The show continues with a room devoted to a series of models depicting a 1998 design for the Massachusetts Institute of Technology’s Ray and Maria Stata Center, a 424,000-square-foot research facility currently under construction in Cambridge, Mass. The largest of these has a playful, almost cartoonish quality -- it looks like an enormous dollhouse that sprang from a child’s imagination. A second model shows more clearly the design’s relation to its context. Bending down, with the eye at ground level, one realizes that the project is carefully tucked behind the surrounding street walls, so that its explosive force comes from the element of surprise as a visitor approaches it.

Together, such projects offer a snapshot of Gehry’s current architectural obsessions: his increasing interest in architecture’s expressive potential, his focus on the often-hidden psychological forces that shape the field of human interaction.

Unfortunately, the show ends with what feels like a marketing pitch, with the final room devoted to a single model of Disney Hall. Two elegant images of the completed building by Vanity Fair photographer Todd Eberle flank the model. A few early sketches are pinned up on the walls.

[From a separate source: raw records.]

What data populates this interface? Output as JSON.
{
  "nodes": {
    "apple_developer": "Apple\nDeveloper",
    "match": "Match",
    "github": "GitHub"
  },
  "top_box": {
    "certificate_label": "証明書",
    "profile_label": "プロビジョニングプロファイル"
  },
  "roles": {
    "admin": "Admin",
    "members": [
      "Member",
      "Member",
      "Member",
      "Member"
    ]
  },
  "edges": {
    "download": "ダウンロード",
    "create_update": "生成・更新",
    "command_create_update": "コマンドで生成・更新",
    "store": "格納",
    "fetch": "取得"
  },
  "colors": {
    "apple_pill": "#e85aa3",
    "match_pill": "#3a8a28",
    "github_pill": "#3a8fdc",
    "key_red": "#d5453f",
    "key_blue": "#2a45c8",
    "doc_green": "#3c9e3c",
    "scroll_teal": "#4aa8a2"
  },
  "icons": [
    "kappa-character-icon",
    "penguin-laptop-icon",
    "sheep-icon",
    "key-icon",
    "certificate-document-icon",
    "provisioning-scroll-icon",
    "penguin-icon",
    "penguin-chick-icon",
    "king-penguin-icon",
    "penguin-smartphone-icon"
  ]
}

There is no inkling of the contortions that the design went through in a 16-year process. The installation is too clean; it has the worshipful detachment of a tomb. What is more, it feels like an act of pointless self-promotion. The real building is there for everyone to see, just across the street.

Such misguided curatorial judgments weaken the show’s impact. Gehry’s work is far more important than that. It deserves the scrutiny of a more critical exhibition.